Mahinmi trambém mostrou-se ansioso em poder jogar. “Eu tenho esperado por isso a um longo tempo”, comentou. Ele também mostrou-se chateado pela situação que o impossibilitou de jogar antes pelo Spurs: “Eu sabia que eles queriam que eu jogasse, para mostrar o que eu posso fazer. Eu também não queria que fosse tão ruim.”
Mas o francês ainda demostrou otimismo quanto ao futuro. “Eu sou ainda jovem, tenho apenas 22 anos”, lembrou o atleta. “Há uma longa carreira pela frente, espero que com os Spurs. Tudo o que posso fazer é ir lá e trabalhar duro, e mostrar o que posso fazer.”
O San Antonio Spurs tem até o dia 31 de outubro para optar por extender o contrato de Mahinmi para a temporada 2010/2011; do contrário, ele se tornará um agente livre ao final da próxima temporada. Lembrando que o francês não poderá mais jogar pela Liga de Desenvolvimento, por ter atuado lá por dois anos, limite de tempo que os jogadores podem permanecer na chamada D-League.
Na linha dos 3 – O que muda com McDyess

Após muita especulação durante a última semana, e após perder Rasheed Wallace para o Boston Celtics, o San Antonio Spurs chegou a um acordo com o pivô Antonio McDyess. O contrato firmado tem duração de dois anos, e o jogador receberá 5,8 milhões por temporada. Mas o que isso muda na equipe? Qual será o impacto da chegada de McDyess ao Spurs?

Todos os principais candidatos ao títulos se reforçaram: Lakers perdeu Trevor Ariza mas conta com a chegada de Ron Artest, o Cleveland Cavaliers trouxe Shaquille O’Neal sem perder nenhuma peça importante, o Boston Celtics assinou com Rasheed Wallace através da free agency e o Orlando Magic trouxe Vince Carter em uma troca com o New Jersey Nets. Dentro de uma NBA em que os favoritos ficaram ainda mais fortes, a chegada de um jogador do calibre de Dyess era extremamente necessária para manter a equipe na luta pelo anel. Apenas a chegada de Richard Jefferson poderia não ser o bastante, principalmente pela ausência de jogadores de qualidade para o garrafão. Agora, sem dúvida, a equipe do Texas volta a figurar na lista de favoritos.
O jogador, prestes a completar 35 anos, vem de uma sólida temporada em que anotou médias de quase dez ponots e dez rebotes em 30 minutos por jogo. Em San Antonio ele deverá atuar menos tempo, até mesmo para evitar o desgaste excessivo. A principal contribuição de McDyess será defensiva, principalmente nos rebotes, setor que a equipe deixou a desejar na última temporada.
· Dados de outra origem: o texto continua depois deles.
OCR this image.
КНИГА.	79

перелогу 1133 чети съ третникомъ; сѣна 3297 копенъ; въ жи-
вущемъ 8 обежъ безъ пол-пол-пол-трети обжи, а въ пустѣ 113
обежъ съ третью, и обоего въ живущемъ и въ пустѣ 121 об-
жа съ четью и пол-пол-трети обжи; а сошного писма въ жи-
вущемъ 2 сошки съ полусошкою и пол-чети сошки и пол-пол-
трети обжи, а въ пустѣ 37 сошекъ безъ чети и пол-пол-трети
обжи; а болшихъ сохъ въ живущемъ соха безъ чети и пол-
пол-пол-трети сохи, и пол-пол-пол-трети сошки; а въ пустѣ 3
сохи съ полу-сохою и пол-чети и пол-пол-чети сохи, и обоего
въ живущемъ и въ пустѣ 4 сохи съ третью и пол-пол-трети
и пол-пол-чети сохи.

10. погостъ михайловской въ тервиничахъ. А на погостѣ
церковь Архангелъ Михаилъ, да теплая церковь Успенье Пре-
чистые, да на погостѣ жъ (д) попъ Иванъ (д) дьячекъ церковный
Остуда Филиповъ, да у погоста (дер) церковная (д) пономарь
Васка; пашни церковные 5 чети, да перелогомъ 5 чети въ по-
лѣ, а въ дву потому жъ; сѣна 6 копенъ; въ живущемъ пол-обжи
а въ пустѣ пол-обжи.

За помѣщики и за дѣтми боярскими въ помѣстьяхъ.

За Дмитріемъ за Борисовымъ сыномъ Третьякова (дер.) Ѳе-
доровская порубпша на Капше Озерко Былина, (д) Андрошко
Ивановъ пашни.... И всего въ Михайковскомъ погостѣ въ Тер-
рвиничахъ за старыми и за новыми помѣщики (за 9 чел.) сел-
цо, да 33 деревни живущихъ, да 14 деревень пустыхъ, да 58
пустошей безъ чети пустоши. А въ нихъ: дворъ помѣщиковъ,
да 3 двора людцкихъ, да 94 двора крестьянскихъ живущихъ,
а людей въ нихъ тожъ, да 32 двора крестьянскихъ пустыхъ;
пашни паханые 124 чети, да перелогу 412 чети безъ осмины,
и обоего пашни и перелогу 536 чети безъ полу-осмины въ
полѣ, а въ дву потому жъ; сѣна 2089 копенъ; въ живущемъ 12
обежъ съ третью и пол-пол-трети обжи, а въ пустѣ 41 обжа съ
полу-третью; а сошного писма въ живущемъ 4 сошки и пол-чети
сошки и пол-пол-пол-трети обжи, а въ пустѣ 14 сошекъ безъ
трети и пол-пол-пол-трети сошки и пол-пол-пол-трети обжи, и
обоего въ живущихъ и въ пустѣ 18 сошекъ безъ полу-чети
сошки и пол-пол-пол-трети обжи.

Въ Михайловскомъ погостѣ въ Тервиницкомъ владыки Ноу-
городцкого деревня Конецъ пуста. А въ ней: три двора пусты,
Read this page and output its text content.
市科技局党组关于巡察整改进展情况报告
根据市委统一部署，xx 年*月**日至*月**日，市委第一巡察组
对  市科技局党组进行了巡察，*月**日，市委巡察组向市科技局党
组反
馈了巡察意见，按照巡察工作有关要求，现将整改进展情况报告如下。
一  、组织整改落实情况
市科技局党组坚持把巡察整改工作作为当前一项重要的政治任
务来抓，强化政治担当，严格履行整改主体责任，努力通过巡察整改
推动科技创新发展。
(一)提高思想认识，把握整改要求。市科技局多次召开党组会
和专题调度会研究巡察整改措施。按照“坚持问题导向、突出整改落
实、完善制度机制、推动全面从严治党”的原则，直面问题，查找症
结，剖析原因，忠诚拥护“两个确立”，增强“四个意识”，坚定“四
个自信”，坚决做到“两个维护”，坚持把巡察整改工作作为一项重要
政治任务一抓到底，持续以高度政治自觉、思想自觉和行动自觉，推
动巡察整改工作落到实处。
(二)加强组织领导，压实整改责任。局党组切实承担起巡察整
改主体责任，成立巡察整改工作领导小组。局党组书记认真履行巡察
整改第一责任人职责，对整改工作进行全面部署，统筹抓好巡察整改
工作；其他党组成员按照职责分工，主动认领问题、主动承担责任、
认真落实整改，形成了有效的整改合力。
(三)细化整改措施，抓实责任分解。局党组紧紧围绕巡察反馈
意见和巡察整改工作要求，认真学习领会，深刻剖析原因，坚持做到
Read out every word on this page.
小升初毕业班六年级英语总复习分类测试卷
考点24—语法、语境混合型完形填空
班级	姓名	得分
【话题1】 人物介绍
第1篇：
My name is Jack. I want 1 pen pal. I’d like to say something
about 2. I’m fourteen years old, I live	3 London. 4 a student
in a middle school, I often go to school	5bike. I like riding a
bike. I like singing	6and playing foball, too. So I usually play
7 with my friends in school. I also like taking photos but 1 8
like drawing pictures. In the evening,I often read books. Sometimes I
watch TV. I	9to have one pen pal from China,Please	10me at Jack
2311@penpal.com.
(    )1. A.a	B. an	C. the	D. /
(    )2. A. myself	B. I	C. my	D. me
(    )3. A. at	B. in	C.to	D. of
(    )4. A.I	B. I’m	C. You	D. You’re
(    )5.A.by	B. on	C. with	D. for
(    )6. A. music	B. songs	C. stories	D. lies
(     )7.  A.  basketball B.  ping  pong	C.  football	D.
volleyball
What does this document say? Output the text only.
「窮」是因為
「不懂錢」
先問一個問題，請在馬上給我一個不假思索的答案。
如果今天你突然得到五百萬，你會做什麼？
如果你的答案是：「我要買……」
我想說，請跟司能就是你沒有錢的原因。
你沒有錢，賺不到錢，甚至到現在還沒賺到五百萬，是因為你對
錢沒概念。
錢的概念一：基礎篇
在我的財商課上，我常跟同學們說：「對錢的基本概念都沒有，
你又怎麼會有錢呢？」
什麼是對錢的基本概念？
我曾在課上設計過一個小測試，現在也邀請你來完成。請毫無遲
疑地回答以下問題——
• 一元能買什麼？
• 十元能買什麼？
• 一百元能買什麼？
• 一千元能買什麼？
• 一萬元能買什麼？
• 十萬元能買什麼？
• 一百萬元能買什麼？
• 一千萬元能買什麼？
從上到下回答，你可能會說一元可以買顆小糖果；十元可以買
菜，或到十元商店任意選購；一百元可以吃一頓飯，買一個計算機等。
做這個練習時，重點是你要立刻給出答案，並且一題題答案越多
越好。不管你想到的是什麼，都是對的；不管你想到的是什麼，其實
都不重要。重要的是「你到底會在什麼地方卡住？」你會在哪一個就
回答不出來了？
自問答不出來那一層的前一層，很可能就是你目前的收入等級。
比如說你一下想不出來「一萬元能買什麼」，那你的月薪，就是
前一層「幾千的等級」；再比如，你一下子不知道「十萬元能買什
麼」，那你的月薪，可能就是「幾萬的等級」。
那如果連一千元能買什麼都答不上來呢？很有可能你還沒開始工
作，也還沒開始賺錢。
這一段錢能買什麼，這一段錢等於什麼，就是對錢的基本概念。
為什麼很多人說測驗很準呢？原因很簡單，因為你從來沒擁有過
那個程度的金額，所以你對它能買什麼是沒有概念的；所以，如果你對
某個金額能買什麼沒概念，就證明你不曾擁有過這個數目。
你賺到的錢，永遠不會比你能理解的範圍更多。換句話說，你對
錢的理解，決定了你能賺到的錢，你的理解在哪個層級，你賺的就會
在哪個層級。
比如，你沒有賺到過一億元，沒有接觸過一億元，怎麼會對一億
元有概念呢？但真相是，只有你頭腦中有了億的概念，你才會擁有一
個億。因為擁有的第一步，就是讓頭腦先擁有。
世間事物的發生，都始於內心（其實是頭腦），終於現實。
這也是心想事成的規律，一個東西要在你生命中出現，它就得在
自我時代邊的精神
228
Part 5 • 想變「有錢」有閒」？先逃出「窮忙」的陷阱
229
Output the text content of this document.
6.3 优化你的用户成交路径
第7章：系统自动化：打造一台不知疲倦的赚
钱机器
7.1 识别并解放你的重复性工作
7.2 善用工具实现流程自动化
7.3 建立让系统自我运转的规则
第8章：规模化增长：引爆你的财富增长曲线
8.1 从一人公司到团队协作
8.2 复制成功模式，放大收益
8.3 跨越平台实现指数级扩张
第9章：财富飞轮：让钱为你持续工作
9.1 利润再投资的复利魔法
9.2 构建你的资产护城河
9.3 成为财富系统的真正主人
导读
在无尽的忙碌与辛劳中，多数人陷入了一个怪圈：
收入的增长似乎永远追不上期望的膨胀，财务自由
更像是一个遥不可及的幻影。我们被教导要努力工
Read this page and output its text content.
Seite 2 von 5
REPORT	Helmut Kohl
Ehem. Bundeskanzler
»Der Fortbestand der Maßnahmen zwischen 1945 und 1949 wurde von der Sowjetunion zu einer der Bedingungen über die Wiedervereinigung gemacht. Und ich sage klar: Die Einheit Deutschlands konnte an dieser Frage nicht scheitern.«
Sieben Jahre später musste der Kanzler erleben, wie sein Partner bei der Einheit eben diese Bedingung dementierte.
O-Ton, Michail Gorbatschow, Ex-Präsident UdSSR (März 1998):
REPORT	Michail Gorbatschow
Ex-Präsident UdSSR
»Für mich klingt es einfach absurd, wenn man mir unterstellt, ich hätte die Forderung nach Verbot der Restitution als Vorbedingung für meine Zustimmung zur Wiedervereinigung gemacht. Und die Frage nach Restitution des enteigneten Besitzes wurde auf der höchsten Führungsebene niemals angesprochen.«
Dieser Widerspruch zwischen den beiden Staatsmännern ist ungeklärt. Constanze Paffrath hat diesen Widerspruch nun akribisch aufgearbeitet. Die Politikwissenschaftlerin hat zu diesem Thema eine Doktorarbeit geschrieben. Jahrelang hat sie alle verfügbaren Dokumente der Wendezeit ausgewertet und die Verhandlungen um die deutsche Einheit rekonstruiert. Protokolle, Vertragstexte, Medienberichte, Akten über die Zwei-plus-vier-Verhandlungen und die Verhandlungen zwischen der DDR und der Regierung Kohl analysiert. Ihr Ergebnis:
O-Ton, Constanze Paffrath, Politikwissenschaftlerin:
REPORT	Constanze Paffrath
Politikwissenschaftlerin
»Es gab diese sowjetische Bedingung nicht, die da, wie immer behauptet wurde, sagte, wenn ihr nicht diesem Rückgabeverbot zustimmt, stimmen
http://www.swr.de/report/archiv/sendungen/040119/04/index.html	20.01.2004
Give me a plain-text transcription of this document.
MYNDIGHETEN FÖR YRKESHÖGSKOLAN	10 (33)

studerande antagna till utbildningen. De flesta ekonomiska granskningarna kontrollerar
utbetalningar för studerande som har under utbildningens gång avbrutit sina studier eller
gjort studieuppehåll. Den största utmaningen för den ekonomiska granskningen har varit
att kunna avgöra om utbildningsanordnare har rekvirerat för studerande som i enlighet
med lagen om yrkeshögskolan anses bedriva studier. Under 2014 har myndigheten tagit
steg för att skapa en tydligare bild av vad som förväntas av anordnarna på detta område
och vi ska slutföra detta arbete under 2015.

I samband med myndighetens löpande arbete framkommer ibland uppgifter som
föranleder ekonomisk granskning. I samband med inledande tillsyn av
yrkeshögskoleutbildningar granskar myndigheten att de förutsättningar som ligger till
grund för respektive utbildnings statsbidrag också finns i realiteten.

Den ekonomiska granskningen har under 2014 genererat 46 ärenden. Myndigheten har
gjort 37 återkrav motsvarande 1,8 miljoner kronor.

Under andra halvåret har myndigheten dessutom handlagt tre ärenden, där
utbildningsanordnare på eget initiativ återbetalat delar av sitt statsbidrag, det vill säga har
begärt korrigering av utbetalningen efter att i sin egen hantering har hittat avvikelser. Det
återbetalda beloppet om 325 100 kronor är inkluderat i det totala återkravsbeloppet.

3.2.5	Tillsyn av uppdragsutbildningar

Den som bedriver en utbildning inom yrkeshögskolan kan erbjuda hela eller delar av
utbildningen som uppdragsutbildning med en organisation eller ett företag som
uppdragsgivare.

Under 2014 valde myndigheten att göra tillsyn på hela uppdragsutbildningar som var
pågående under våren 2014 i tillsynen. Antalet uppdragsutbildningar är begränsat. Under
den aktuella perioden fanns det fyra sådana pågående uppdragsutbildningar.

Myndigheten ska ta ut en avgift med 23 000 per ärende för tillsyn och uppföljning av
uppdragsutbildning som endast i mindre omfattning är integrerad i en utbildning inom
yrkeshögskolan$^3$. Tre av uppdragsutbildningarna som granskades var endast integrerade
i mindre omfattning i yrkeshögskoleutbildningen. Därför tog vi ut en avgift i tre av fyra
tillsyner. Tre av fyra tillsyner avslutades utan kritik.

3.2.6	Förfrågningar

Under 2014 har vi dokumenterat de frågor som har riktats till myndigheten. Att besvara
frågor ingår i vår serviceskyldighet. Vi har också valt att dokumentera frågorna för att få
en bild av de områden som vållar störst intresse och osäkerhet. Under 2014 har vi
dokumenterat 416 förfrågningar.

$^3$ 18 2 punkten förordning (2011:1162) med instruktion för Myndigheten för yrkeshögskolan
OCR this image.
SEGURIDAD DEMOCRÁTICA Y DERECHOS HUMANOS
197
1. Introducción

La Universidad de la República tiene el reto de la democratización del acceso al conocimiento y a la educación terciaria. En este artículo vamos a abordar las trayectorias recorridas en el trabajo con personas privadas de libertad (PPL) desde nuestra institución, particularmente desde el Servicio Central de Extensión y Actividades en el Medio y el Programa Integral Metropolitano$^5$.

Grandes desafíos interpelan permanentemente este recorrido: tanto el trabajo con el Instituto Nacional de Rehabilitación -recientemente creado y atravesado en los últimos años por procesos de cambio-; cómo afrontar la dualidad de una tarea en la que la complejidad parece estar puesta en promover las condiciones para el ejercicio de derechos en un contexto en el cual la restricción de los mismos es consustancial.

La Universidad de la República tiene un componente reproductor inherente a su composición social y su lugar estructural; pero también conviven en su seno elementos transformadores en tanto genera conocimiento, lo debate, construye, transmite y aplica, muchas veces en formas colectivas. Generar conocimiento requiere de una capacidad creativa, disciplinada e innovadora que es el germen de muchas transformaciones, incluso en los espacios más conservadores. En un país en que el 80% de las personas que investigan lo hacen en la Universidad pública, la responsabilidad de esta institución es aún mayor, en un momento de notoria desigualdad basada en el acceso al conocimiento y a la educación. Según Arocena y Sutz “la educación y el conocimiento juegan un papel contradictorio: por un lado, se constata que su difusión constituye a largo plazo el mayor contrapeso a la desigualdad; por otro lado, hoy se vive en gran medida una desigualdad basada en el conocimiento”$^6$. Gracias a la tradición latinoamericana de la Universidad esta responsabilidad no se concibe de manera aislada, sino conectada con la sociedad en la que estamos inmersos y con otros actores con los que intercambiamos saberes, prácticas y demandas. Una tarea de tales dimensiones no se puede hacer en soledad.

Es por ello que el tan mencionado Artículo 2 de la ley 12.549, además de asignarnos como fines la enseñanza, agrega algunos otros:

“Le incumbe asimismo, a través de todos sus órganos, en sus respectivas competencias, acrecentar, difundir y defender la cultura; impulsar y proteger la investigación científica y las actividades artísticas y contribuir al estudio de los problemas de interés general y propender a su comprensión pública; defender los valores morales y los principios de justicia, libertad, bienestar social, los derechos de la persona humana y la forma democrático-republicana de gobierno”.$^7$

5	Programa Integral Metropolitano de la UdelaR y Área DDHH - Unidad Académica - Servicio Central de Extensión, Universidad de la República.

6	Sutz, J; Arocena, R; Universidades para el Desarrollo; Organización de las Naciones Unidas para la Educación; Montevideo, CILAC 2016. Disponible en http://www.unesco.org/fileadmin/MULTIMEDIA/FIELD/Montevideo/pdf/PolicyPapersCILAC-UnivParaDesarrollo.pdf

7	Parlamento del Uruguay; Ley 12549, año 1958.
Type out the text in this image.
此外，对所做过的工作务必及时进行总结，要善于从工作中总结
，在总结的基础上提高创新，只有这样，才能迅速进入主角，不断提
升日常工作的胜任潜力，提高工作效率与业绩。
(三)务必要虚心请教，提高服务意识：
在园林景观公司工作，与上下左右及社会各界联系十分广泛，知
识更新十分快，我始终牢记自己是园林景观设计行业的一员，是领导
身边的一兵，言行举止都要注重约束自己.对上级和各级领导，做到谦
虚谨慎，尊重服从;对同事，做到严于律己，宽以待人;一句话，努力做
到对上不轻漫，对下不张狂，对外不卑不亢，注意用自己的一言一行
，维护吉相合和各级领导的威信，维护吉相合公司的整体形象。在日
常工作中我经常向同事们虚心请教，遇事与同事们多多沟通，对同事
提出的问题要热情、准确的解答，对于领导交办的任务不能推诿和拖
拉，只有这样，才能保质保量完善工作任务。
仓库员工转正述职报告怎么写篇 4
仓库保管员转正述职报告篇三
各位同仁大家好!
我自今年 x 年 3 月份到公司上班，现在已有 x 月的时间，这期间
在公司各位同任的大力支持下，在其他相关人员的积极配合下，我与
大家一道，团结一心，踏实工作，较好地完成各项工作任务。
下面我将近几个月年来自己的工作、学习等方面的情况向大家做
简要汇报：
Ofensivamente, apesar de não chegar a ser genial, ele irá contribuir muito nos rebotes ofensivos e pontuando com arremessos próximos ao garrafão, sua principal arma.
Acredito que a dupla titular no garrafão deve continuar sendo Duncan e Bonner, com Dyess vindo do banco, como inclusive é sua preferência. Mas como muitos especialistas dizem, os reais titulares não são aqueles que iniciam e partida, e sim aqueles que terminam, e o veterano se encaixará nessa situação.
O recém-draftado DeJuan Blair e o francês Ian Mahinmi também deverão entrar na rotação de garrafão e ganhar alguns minutos, principalmente na desgastante temporada regular, onde os jogadores mais experientes deverão ser poupados em muitos momentos.
McDyess era um sonho antigo da diretoria texana e agora finalmente irá atuar com a camisa prata e preta. Os torcedores com certeza podem comemorar o reforço, pois irão ver em quadra um grande profissional, muito bom técnicamente e com muita garra em busca do primeiro título em seus 13 anos de NBA.